Specific matrices and vectors

The $n \times n$ identity matrix is written: $$\mI = \bmat{1 & 0 & \cdots & 0 \\ 0 & 1 & \cdots & \vdots \\ \vdots & \cdots & \ddots & 0 \\ 0 & \cdots & 0 & 1}$$ This matrix is rarely written with it's explicit dimension as that can almost always be inferred by context. That is to say, the dimension of the identity matrix is whatever it needs to be such that the matrix equation makes sense. For clarity, we might sometimes write: $$\mI_n$$ to denote the $n \times n$ matrix explicitly. Thus, $$\mI_3 = \bmat{1 & 0 & 0 \\ 0 & 1 & 0 \\ 0 & 0 & 1}.$$

The identity matrix has the property that $\mA \mI = \mA$ for any matrix $\mA$. It's like multiplying by 1.

We denote the $i$th column of the identity matrix by $\ve_i$: $$\ve_i = \bmat{0 \\ \vdots \\ 1 \rlap{\text{ <script type="math/tex">i$$ th position }} \\ 0 \\ \vdots \\ 0}. For instance, $$\ve_2 = \bmat{ 0 & 1 & 0 }^T.$$

Using these vectors, we can write the $i$th column of any matrix as $$\mA \ve_i.$$

It is, perhaps, alarming that $\ve_i$ is frequently used without specifying its dimension. However, just like the identity matrix above, it is almost always possible to work out the dimension. If we believe it is helpful to specify it, we'll use $\ve_i\itn{n}$.

Finally, the vector $\ve$ will be used to denote the vector of all ones: $$\ve = \bmat{1 \\ 1 \\ \vdots \\ 1}.$$ Except sometimes it will be used as an error vector for a problem.

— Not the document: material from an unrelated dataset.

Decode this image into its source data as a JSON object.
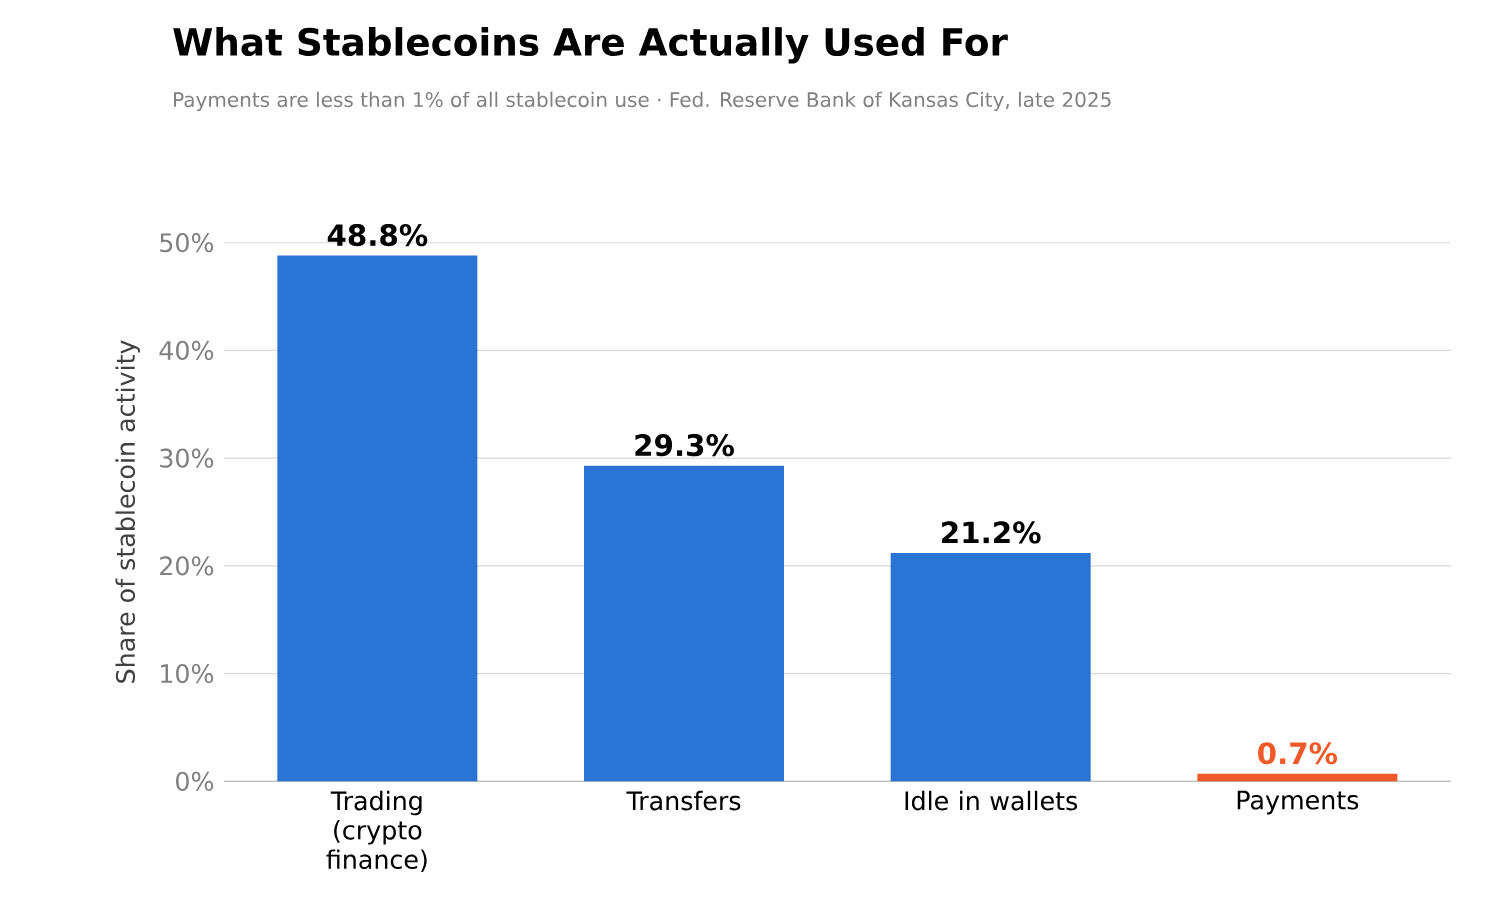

Some people use the matrix $\mJ$ to represent the matrix of all ones: $$\mJ = \bmat{ \ve & \ve & \cdots & \ve }.$$ I don't think we'll need that in this class, however.

Elemental structures

Throughout these examples, the matrix is $\mA$, and it's elements are $A_{i,j}$.

Diagonal We call a matrix diagonal if all of the non-zero entries are those $A_{i,j}$ where $i=j$, that is, on the "diagonal" of the matrix.

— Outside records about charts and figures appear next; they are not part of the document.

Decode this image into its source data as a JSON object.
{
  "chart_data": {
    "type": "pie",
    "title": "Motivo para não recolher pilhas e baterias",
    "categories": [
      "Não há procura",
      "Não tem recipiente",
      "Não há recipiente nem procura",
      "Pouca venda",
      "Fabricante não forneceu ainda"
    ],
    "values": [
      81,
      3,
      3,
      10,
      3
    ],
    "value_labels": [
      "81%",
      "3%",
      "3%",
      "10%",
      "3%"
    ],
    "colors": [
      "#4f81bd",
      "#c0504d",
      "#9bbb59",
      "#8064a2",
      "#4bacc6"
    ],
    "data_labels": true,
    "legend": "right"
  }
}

Examples $\mA = \bmat{1 & 0 & 0 \\ 0 & 2 & 0 \\ 0 & 0 & -1}.$ The identity matrix is another diagonal matrix.

Operationally We use the operator $\diag$ to extract the diagonal from a matrix. For instance, $\ve = \diag(\mI)$. This can also be used to "create" a matrix: $\mD = \diag(\vd)$ has $D_{i,i} = d_i$. So the diag operation gets a bit overloaded.

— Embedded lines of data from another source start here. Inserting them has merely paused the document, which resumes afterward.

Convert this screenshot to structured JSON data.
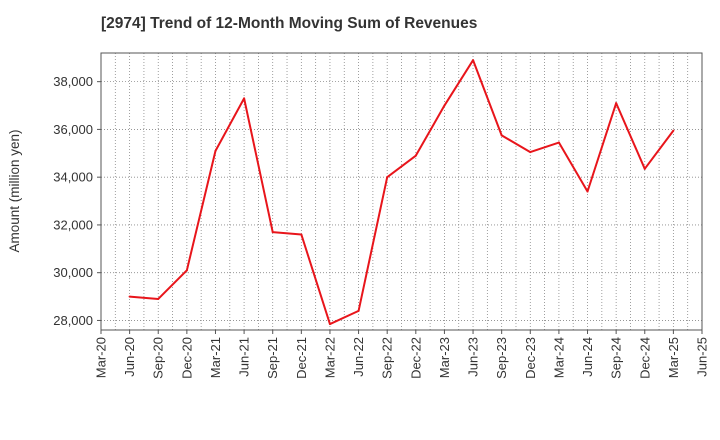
{
  "chart_data": {
    "type": "line",
    "title": "[2974]  Trend of 12-Month Moving Sum of Revenues",
    "xlabel": "",
    "ylabel": "Amount (million yen)",
    "x_tick_labels": [
      "Mar-20",
      "Jun-20",
      "Sep-20",
      "Dec-20",
      "Mar-21",
      "Jun-21",
      "Sep-21",
      "Dec-21",
      "Mar-22",
      "Jun-22",
      "Sep-22",
      "Dec-22",
      "Mar-23",
      "Jun-23",
      "Sep-23",
      "Dec-23",
      "Mar-24",
      "Jun-24",
      "Sep-24",
      "Dec-24",
      "Mar-25",
      "Jun-25"
    ],
    "y_ticks": [
      28000,
      30000,
      32000,
      34000,
      36000,
      38000
    ],
    "y_tick_labels": [
      "28,000",
      "30,000",
      "32,000",
      "34,000",
      "36,000",
      "38,000"
    ],
    "ylim": [
      27600,
      39200
    ],
    "grid": true,
    "line_color": "#e8151b",
    "series": [
      {
        "x": [
          "Jun-20",
          "Sep-20",
          "Dec-20",
          "Mar-21",
          "Jun-21",
          "Sep-21",
          "Dec-21",
          "Mar-22",
          "Jun-22",
          "Sep-22",
          "Dec-22",
          "Mar-23",
          "Jun-23",
          "Sep-23",
          "Dec-23",
          "Mar-24",
          "Jun-24",
          "Sep-24",
          "Dec-24",
          "Mar-25"
        ],
        "values": [
          29000,
          28900,
          30100,
          35100,
          37300,
          31700,
          31600,
          27850,
          28400,
          34000,
          34900,
          37000,
          38900,
          35750,
          35050,
          35450,
          33400,
          37100,
          34350,
          35950
        ]
      }
    ]
  }
}
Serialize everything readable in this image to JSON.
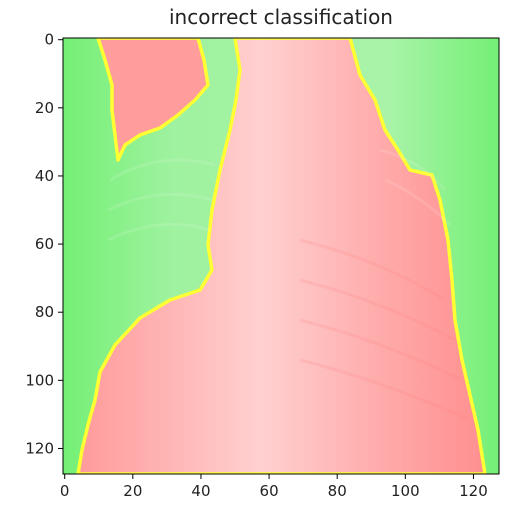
{
  "chart_data": {
    "type": "heatmap",
    "title": "incorrect classification",
    "xlabel": "",
    "ylabel": "",
    "xlim": [
      -0.5,
      127.5
    ],
    "ylim": [
      127.5,
      -0.5
    ],
    "x_ticks": [
      0,
      20,
      40,
      60,
      80,
      100,
      120
    ],
    "y_ticks": [
      0,
      20,
      40,
      60,
      80,
      100,
      120
    ],
    "grid": false,
    "image_size": [
      128,
      128
    ],
    "regions": [
      {
        "name": "",
        "color": "#7cf57c"
      },
      {
        "name": "",
        "color": "#ffb3b3"
      }
    ],
    "boundary_color": "#ffff33"
  }
}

Triangular We call a matrix upper triangular if all of the non-zero entries are those $A_{i,j}$ where $j \ge i$. That is, if it looks like an upper triangle. A matrix is lower triangular if all of the non-zero entries are those $A_{i,j}$ where $i \ge j$. A matrix is triangular if it's either upper or lower triangular.

Examples $\mA = \bmat{1 & 2 & 3 \\ 0 & -2 & -3 \\ 0 & 0 & 1}$ is upper triangular. $\mA = \bmat{1 & 0 & 0 \\ -1 & 2 & 0 \\ 1 & 0 & 1}$ is lower triangular.

Operationally The operators triu and tril are sometimes used to denote the upper and lower triangular part of a matrix. They are implemented in Matlab, which is useful!

Symmetric We call a matrix symmetric if $A_{i,j} = A_{j,i}$ or equivalently, $\mA = \mA^T$.

Examples $\mA = \bmat{1 & 2 \\ 2 & 1}$.

Notes

• The generalization of symmetric to complex-valued matrices is called Hermitian. A matrix is Hermitian if $\mA = \mA^*$ for the complex adjoint or Hermitian operator, that is, $A_{i,j} = \conj{A_{j,i}}$ for the complex conjugate "bar".

• Any real-valued matrix $\mA$ can be written as: $\mA = \mS + \mK$ where $\mS$ is symmetric and $\mK$ is skew-symmetric. A matrix is skew-symmetric if $\mK = -\mK^T$. In this case, $\mS = (\mA + \mA^T)/2$ and $\mK = (\mA - \mA^T)/2$. If $\mA$ is symmetric, then $\mS = \mA$ and $\mK = 0$.

Orthogonal A matrix is orthogonal if $\mA^T \mA = \mI$. We'll get into why orthogonal matrices are special soon.

Examples The identity matrix $\mI$ is orthogonal. We'll see more about orthogonal matrices soon -- it's a very special structure!

Permutation A permutation matrix "shuffles" elements of a vector. Each column of a permutation matrix is a vector $\ve_i$ and a permutation matrix must also be orthogonal.

Examples $\mA = \bmat{0 & 1 & 0 \\ 0 & 0 & 1 \\ 1 & 0 & 0}$. This matrix expresses the permutation $2 \to 1, 3 \to 2, 1 \to 3$. We can see this by: $\mA \bmat{0.5 \\ -0.5 \\ 1} = \bmat{-0.5 \\ 1 \\ 0.5}$.

Sparse matrices

Sparse matrices are those where the vast majority of the elements in the matrix are zero. For instance: $$\mA = \bmat{0 & 2 & 0 \\ 0 & 0 & 0 \\ 1 & 0 & 0}.$$ Of the $9$ entries in the matrix, there are only two non-zeros. Later in the class, we'll see how to take advantage of this structure.